NBA Officiating and Technology
From Hoopedia
The National Basketball Association uses multiple technical solutions to ensure the highest quality officiating at all NBA games. Every year, these systems are enhanced and extended.
- Each NBA game is recorded onto a computer hard drive located in the referee's locker room. After the game, the officials plug in a flip disk and take the game with them to review on the plane. The referees grade themselves as they watch the replay, then submit their self-review to the league that same day.
- NBA officials also have the capability of hitting the locker room at halftime and instantly reviewing atypical calls or difficult situations from the first two quarters.
- NBA officials use television replays to view multiple angles of plays that happen at the end of each quarter. Any basket or foul that occurs at the quarter-ending buzzer is automatically reviewed to determine if the action in question happened before the quarter ended.
- Backboards at all arenas are outlined with a red LED light that illuminates when the game clock strikes zero.

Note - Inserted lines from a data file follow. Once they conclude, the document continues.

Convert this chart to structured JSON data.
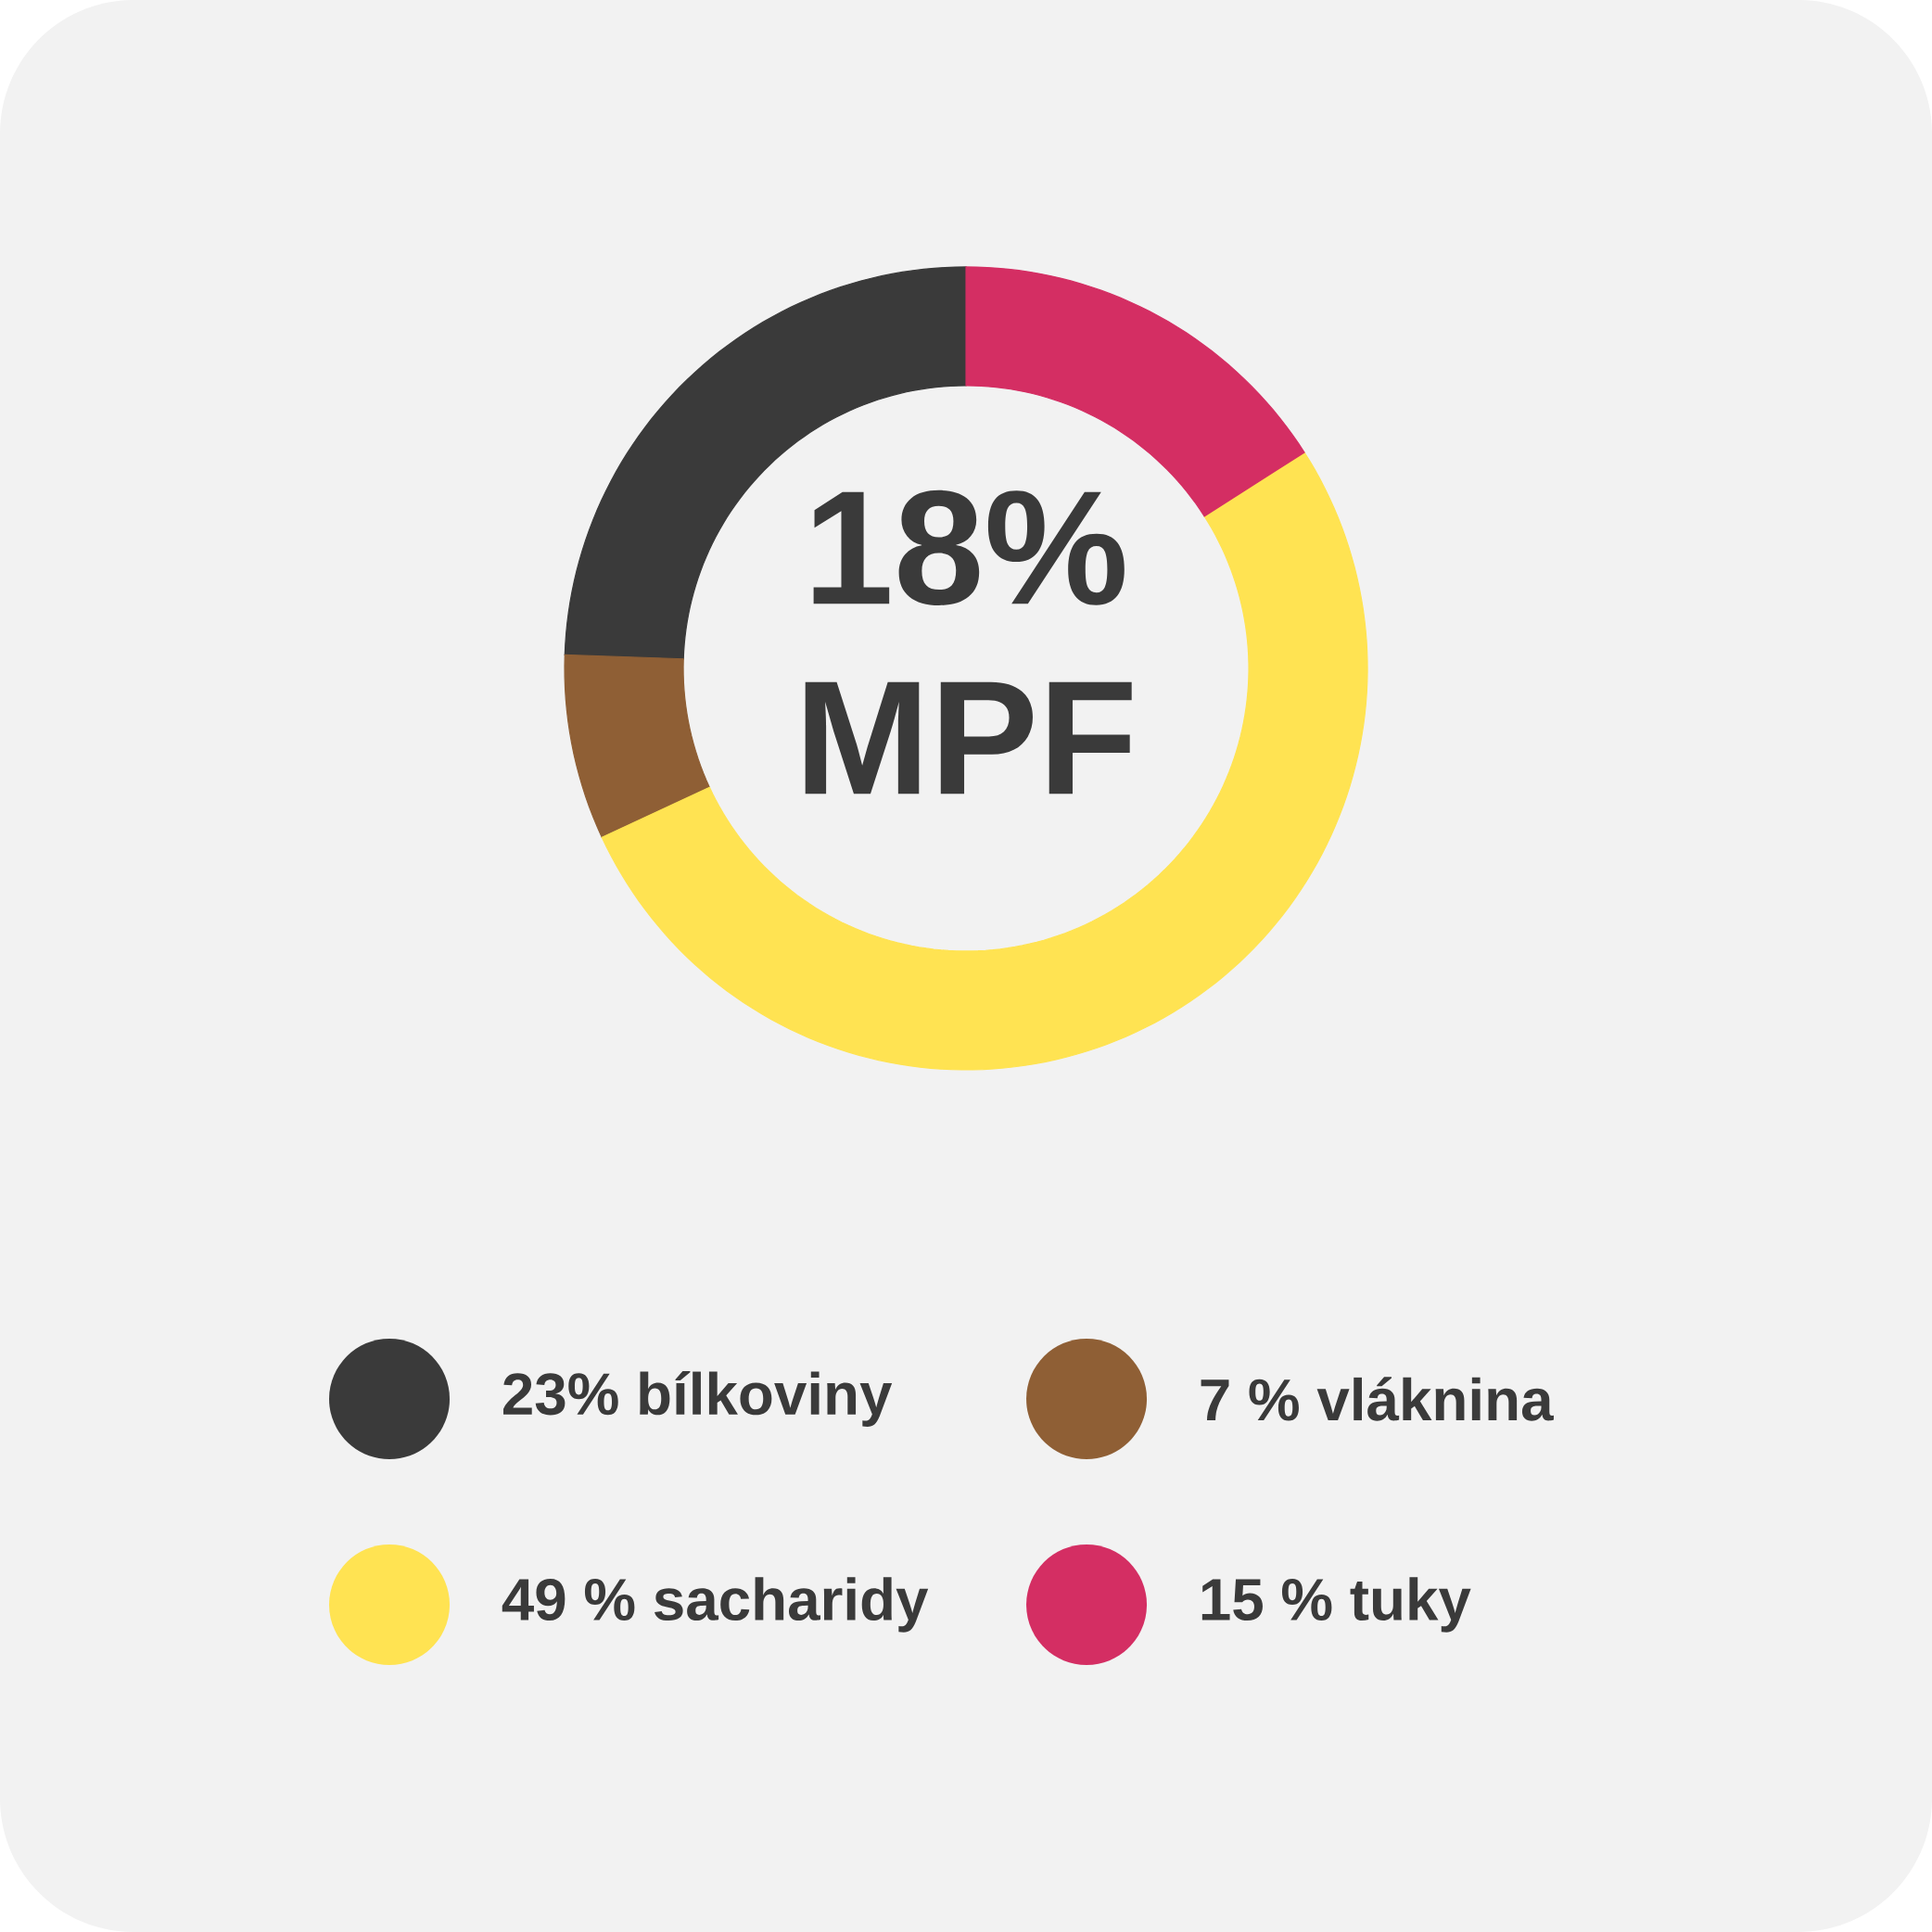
{
  "chart_data": {
    "type": "donut",
    "categories": [
      "23% bílkoviny",
      "7 % vláknina",
      "49 % sacharidy",
      "15 % tuky"
    ],
    "values": [
      23,
      7,
      49,
      15
    ],
    "colors": [
      "#3a3a3a",
      "#8f5f35",
      "#ffe352",
      "#d42e63"
    ],
    "legend": "bottom",
    "annotations": [
      "18%",
      "MPF"
    ]
  }
}
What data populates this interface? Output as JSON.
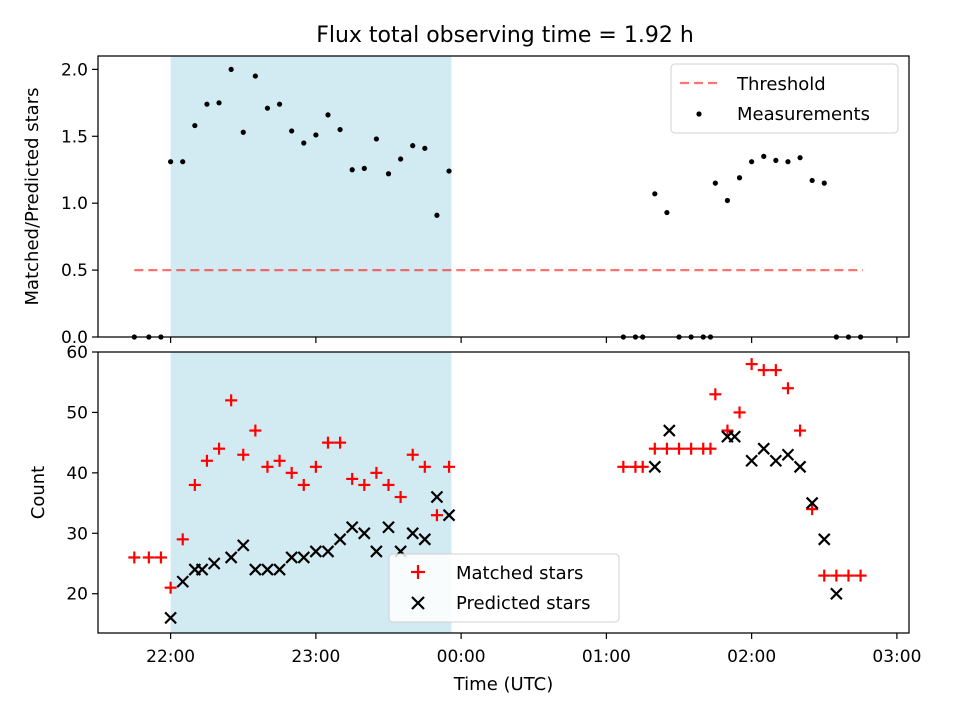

- Lighting is installed along each sideline near midcourt to help referees determine where the ball was when the horn sounded.
- The NBA uses a sensing device attached to the referee's whistle to stop the clock automatically when the whistle is blown - this avoids the time lag that occurs when a sideline timekeeper listens for the whistle and then shuts off the clock. The clock then restarts when the refs press a tiny button at their waist as play resumes.